Same as getFreeVars, but works on several terms simultaneously. This is more efficient than getting the free variables for each of the terms separately because we can make use of sharing across the whole collection. That is, each time we move to the next term, we still remember the bound variables we've already looked at (and therefore do not need to traverse, since we've already seen whatever free variables there are down there); whereas we would forget between each call to getFreeVars.

Since: 0.7.0

Arguments

 :: (BindingMonad t v m, Fallible t v e, MonadTrans em, Functor (em m), MonadError e (em m), Traversable s) => s (UTerm t v) -> em m (s (UTerm t v))

Same as applyBindings, but works on several terms simultaneously. This function preserves sharing across the entire collection of terms, whereas applying the bindings to each term separately would only preserve sharing within each term.

Since: 0.7.0

Arguments

 :: (BindingMonad t v m, Fallible t v e, MonadTrans em, Functor (em m), MonadError e (em m), Traversable s) => s (UTerm t v) -> em m (s (UTerm t v))

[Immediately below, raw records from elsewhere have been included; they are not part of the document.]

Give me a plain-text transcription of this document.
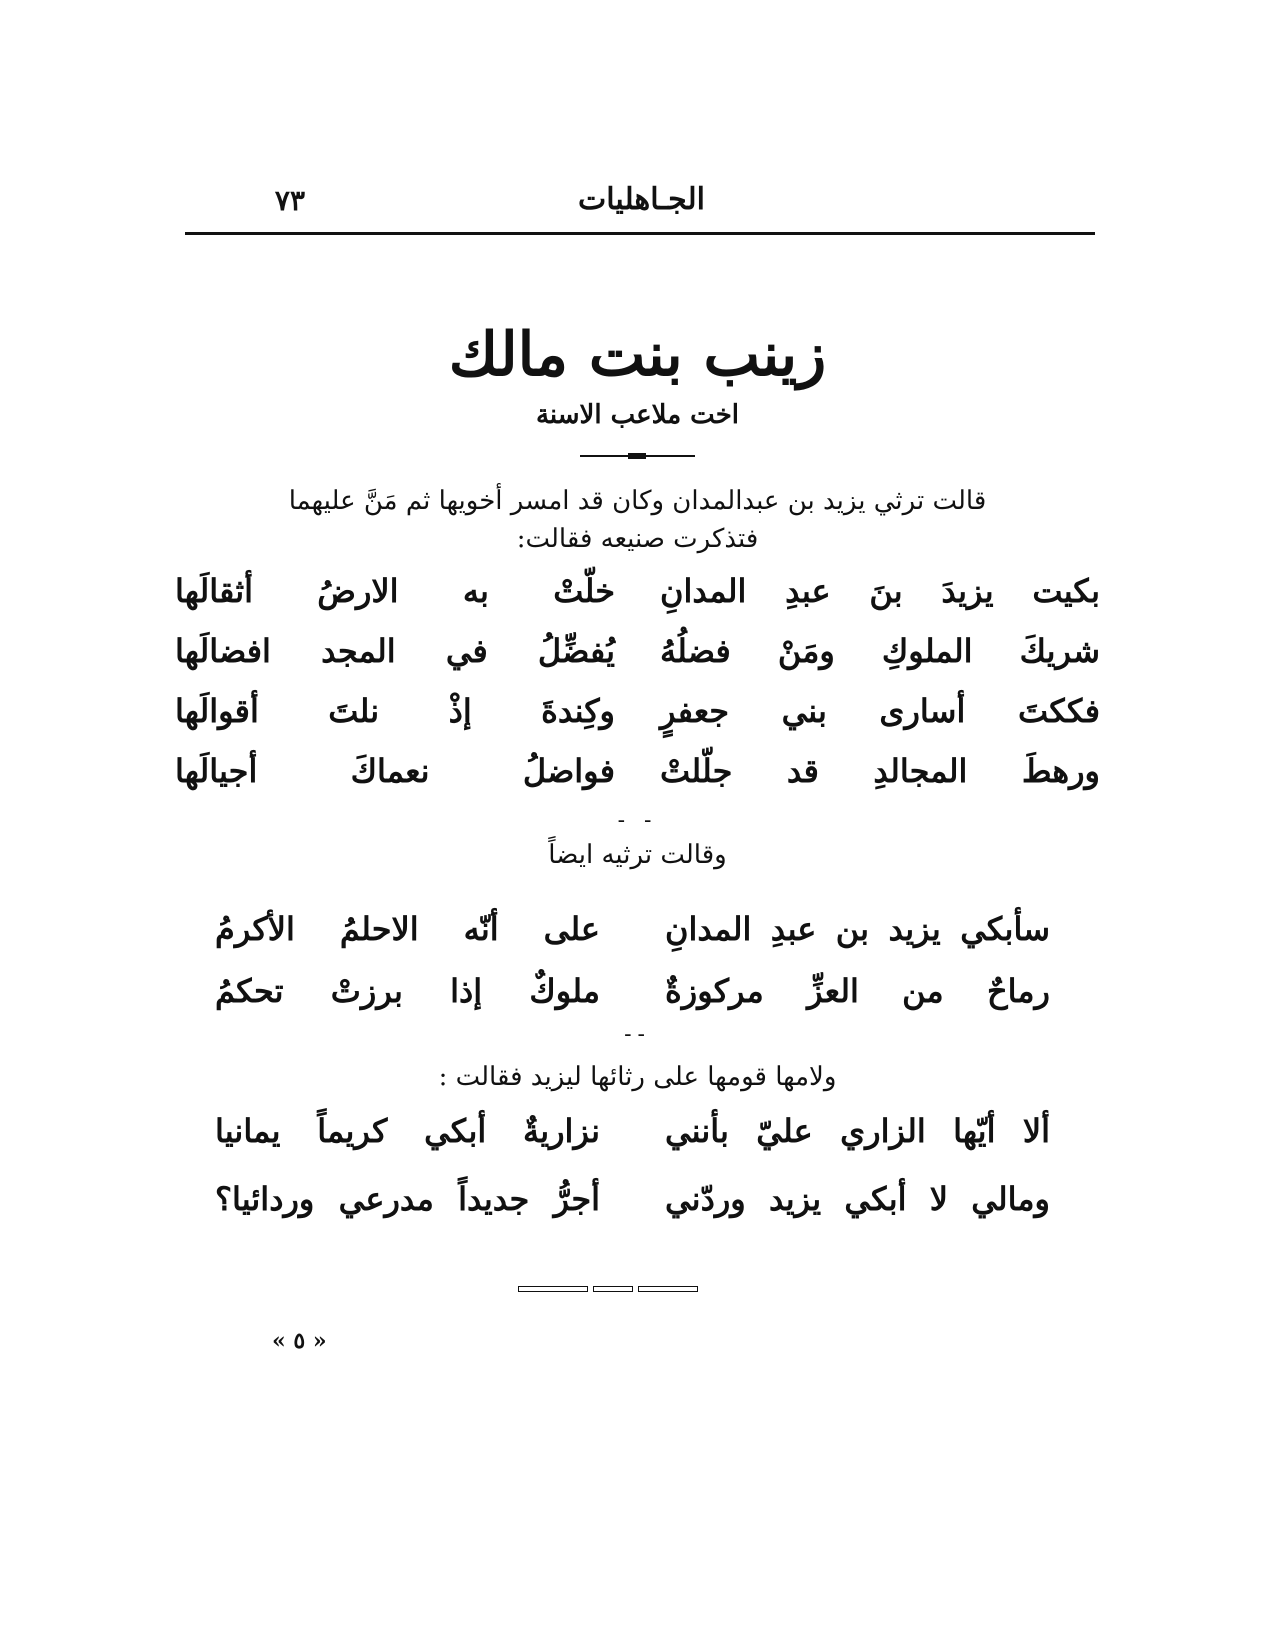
الجـاهليات
٧٣
زينب بنت مالك
اخت ملاعب الاسنة
قالت ترثي يزيد بن عبدالمدان وكان قد امسر أخويها ثم مَنَّ عليهما
فتذكرت صنيعه فقالت:
بكيت يزيدَ بنَ عبدِ المدانِ
خلّتْ به الارضُ أثقالَها
شريكَ الملوكِ ومَنْ فضلُهُ
يُفضِّلُ في المجد افضالَها
فككتَ أسارى بني جعفرٍ
وكِندةَ إذْ نلتَ أقوالَها
ورهطَ المجالدِ قد جلّلتْ
فواضلُ نعماكَ أجيالَها
- -
وقالت ترثيه ايضاً
سأبكي يزيد بن عبدِ المدانِ
على أنّه الاحلمُ الأكرمُ
رماحٌ من العزِّ مركوزةٌ
ملوكٌ إذا برزتْ تحكمُ
--
ولامها قومها على رثائها ليزيد فقالت :
ألا أيّها الزاري عليّ بأنني
نزاريةٌ أبكي كريماً يمانيا
ومالي لا أبكي يزيد وردّني
أجرُّ جديداً مدرعي وردائيا؟
« ٥ »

Same as freshen, but works on several terms simultaneously. This is different from freshening each term separately, because freshenAll preserves the relationship between the terms. For instance, the result of

mapM freshen [UVar 1, UVar 1]

would be [UVar 2, UVar 3] or something alpha-equivalent, whereas the result of

freshenAll [UVar 1, UVar 1]

would be [UVar 2, UVar 2] or something alpha-equivalent.

Since: 0.7.0

# Helper functions

Client code should not need to use these functions, but they are exposed just in case they are needed.

fullprune :: BindingMonad t v m => UTerm t v -> m (UTerm t v) Source #

Canonicalize a chain of variables so they all point directly to the term at the end of the chain (or the free variable, if the chain is unbound), and return that end.

N.B., this is almost never the function you want. Cf., semiprune.

semiprune :: BindingMonad t v m => UTerm t v -> m (UTerm t v) Source #

Canonicalize a chain of variables so they all point directly to the last variable in the chain, regardless of whether it is bound or not. This allows detecting many cases where multiple variables point to the same term, thereby allowing us to avoid re-unifying the term they point to.

occursIn :: BindingMonad t v m => v -> UTerm t v -> m Bool Source #

Determine if a variable appears free somewhere inside a term. Since occurs checks only make sense when we're about to bind the variable to the term, we do not bother checking for the possibility of the variable occuring bound in the term.